While NG911 technology is currently available, funding and implementation challenges are significant. It is expected that the transition to NG911 will take many years, and that the legacy 911 systems will still be used for many years, especially in rural areas.
Large Metropolitan Communities
Large metropolitan communities also face substantial challenges in delivering 911 services to the public. Call overload due to large populations and the overwhelming number of calls generated are a significant issue for call centers in large metropolitan areas. Unlike the rural call centers, which may receive as few as 10 calls in a month, large metropolitan areas may receive more than 10 million calls annually. Call overload, when a large volume of calls exceeds the capabilities of a particular call centers' capacity, results in emergency callers receiving a busy signal, instead of being connected to a call taker.
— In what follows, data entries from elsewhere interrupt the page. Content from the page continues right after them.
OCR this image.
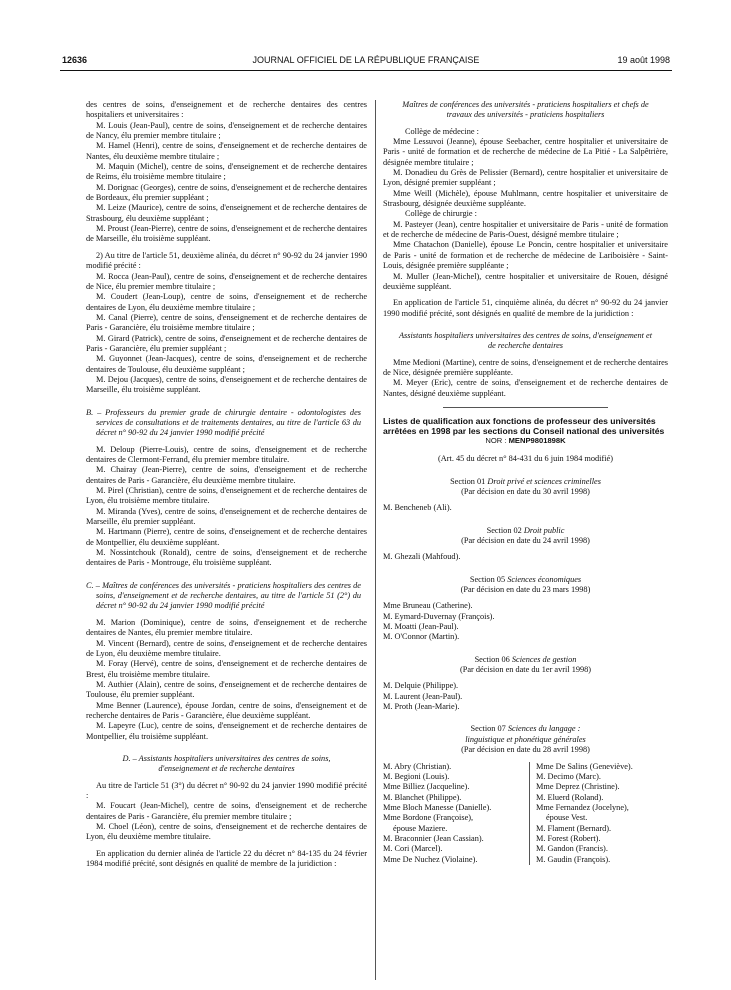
12636	JOURNAL OFFICIEL DE LA RÉPUBLIQUE FRANÇAISE	19 août 1998

des centres de soins, d'enseignement et de recherche dentaires des centres hospitaliers et universitaires :

M. Louis (Jean-Paul), centre de soins, d'enseignement et de recherche dentaires de Nancy, élu premier membre titulaire ;

M. Hamel (Henri), centre de soins, d'enseignement et de recherche dentaires de Nantes, élu deuxième membre titulaire ;

M. Maquin (Michel), centre de soins, d'enseignement et de recherche dentaires de Reims, élu troisième membre titulaire ;

M. Dorignac (Georges), centre de soins, d'enseignement et de recherche dentaires de Bordeaux, élu premier suppléant ;

M. Leize (Maurice), centre de soins, d'enseignement et de recherche dentaires de Strasbourg, élu deuxième suppléant ;

M. Proust (Jean-Pierre), centre de soins, d'enseignement et de recherche dentaires de Marseille, élu troisième suppléant.

2) Au titre de l'article 51, deuxième alinéa, du décret n° 90-92 du 24 janvier 1990 modifié précité :

M. Rocca (Jean-Paul), centre de soins, d'enseignement et de recherche dentaires de Nice, élu premier membre titulaire ;

M. Coudert (Jean-Loup), centre de soins, d'enseignement et de recherche dentaires de Lyon, élu deuxième membre titulaire ;

M. Canal (Pierre), centre de soins, d'enseignement et de recherche dentaires de Paris - Garancière, élu troisième membre titulaire ;

M. Girard (Patrick), centre de soins, d'enseignement et de recherche dentaires de Paris - Garancière, élu premier suppléant ;

M. Guyonnet (Jean-Jacques), centre de soins, d'enseignement et de recherche dentaires de Toulouse, élu deuxième suppléant ;

M. Dejou (Jacques), centre de soins, d'enseignement et de recherche dentaires de Marseille, élu troisième suppléant.

B. – Professeurs du premier grade de chirurgie dentaire - odontologistes des services de consultations et de traitements dentaires, au titre de l'article 63 du décret n° 90-92 du 24 janvier 1990 modifié précité

M. Deloup (Pierre-Louis), centre de soins, d'enseignement et de recherche dentaires de Clermont-Ferrand, élu premier membre titulaire.

M. Chairay (Jean-Pierre), centre de soins, d'enseignement et de recherche dentaires de Paris - Garancière, élu deuxième membre titulaire.

M. Pirel (Christian), centre de soins, d'enseignement et de recherche dentaires de Lyon, élu troisième membre titulaire.

M. Miranda (Yves), centre de soins, d'enseignement et de recherche dentaires de Marseille, élu premier suppléant.

M. Hartmann (Pierre), centre de soins, d'enseignement et de recherche dentaires de Montpellier, élu deuxième suppléant.

M. Nossintchouk (Ronald), centre de soins, d'enseignement et de recherche dentaires de Paris - Montrouge, élu troisième suppléant.

C. – Maîtres de conférences des universités - praticiens hospitaliers des centres de soins, d'enseignement et de recherche dentaires, au titre de l'article 51 (2°) du décret n° 90-92 du 24 janvier 1990 modifié précité

M. Marion (Dominique), centre de soins, d'enseignement et de recherche dentaires de Nantes, élu premier membre titulaire.

M. Vincent (Bernard), centre de soins, d'enseignement et de recherche dentaires de Lyon, élu deuxième membre titulaire.

M. Foray (Hervé), centre de soins, d'enseignement et de recherche dentaires de Brest, élu troisième membre titulaire.

M. Authier (Alain), centre de soins, d'enseignement et de recherche dentaires de Toulouse, élu premier suppléant.

Mme Benner (Laurence), épouse Jordan, centre de soins, d'enseignement et de recherche dentaires de Paris - Garancière, élue deuxième suppléant.

M. Lapeyre (Luc), centre de soins, d'enseignement et de recherche dentaires de Montpellier, élu troisième suppléant.

D. – Assistants hospitaliers universitaires des centres de soins, d'enseignement et de recherche dentaires

Au titre de l'article 51 (3°) du décret n° 90-92 du 24 janvier 1990 modifié précité :

M. Foucart (Jean-Michel), centre de soins, d'enseignement et de recherche dentaires de Paris - Garancière, élu premier membre titulaire ;

M. Choel (Léon), centre de soins, d'enseignement et de recherche dentaires de Lyon, élu deuxième membre titulaire.

En application du dernier alinéa de l'article 22 du décret n° 84-135 du 24 février 1984 modifié précité, sont désignés en qualité de membre de la juridiction :

Maîtres de conférences des universités - praticiens hospitaliers et chefs de travaux des universités - praticiens hospitaliers

Collège de médecine :

Mme Lessuvoi (Jeanne), épouse Seebacher, centre hospitalier et universitaire de Paris - unité de formation et de recherche de médecine de La Pitié - La Salpêtrière, désignée membre titulaire ;

M. Donadieu du Grès de Pelissier (Bernard), centre hospitalier et universitaire de Lyon, désigné premier suppléant ;

Mme Weill (Michèle), épouse Muhlmann, centre hospitalier et universitaire de Strasbourg, désignée deuxième suppléante.

Collège de chirurgie :

M. Pasteyer (Jean), centre hospitalier et universitaire de Paris - unité de formation et de recherche de médecine de Paris-Ouest, désigné membre titulaire ;

Mme Chatachon (Danielle), épouse Le Poncin, centre hospitalier et universitaire de Paris - unité de formation et de recherche de médecine de Lariboisière - Saint-Louis, désignée première suppléante ;

M. Muller (Jean-Michel), centre hospitalier et universitaire de Rouen, désigné deuxième suppléant.

En application de l'article 51, cinquième alinéa, du décret n° 90-92 du 24 janvier 1990 modifié précité, sont désignés en qualité de membre de la juridiction :

Assistants hospitaliers universitaires des centres de soins, d'enseignement et de recherche dentaires

Mme Medioni (Martine), centre de soins, d'enseignement et de recherche dentaires de Nice, désignée première suppléante.

M. Meyer (Eric), centre de soins, d'enseignement et de recherche dentaires de Nantes, désigné deuxième suppléant.

Listes de qualification aux fonctions de professeur des universités arrêtées en 1998 par les sections du Conseil national des universités

NOR : MENP9801898K

(Art. 45 du décret n° 84-431 du 6 juin 1984 modifié)

Section 01 Droit privé et sciences criminelles

(Par décision en date du 30 avril 1998)

M. Bencheneb (Ali).

Section 02 Droit public

(Par décision en date du 24 avril 1998)

M. Ghezali (Mahfoud).

Section 05 Sciences économiques

(Par décision en date du 23 mars 1998)

Mme Bruneau (Catherine).

M. Eymard-Duvernay (François).

M. Moatti (Jean-Paul).

M. O'Connor (Martin).

Section 06 Sciences de gestion

(Par décision en date du 1er avril 1998)

M. Delquie (Philippe).

M. Laurent (Jean-Paul).

M. Proth (Jean-Marie).

Section 07 Sciences du langage :

linguistique et phonétique générales

(Par décision en date du 28 avril 1998)

M. Abry (Christian).
M. Begioni (Louis).
Mme Billiez (Jacqueline).
M. Blanchet (Philippe).
Mme Bloch Manesse (Danielle).
Mme Bordone (Françoise),
épouse Maziere.
M. Braconnier (Jean Cassian).
M. Cori (Marcel).
Mme De Nuchez (Violaine).
Mme De Salins (Geneviève).
M. Decimo (Marc).
Mme Deprez (Christine).
M. Eluerd (Roland).
Mme Fernandez (Jocelyne),
épouse Vest.
M. Flament (Bernard).
M. Forest (Robert).
M. Gandon (Francis).
M. Gaudin (François).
This issue increases in frequency as wireless phones permeate the marketplace and larger numbers of calls are placed to report emergencies, such as highway crashes.
The intense call volume in metro areas creates significant staffing needs. Call-taker training and retention also present challenges to call center managers striving to meet the community's needs with educated and experienced 911 call takers.
Like many other metropolitan city services, 911 centers face increased community needs, decreasing financial support, and limited local government funding all while planning for the future of 911 service in these densely populated areas.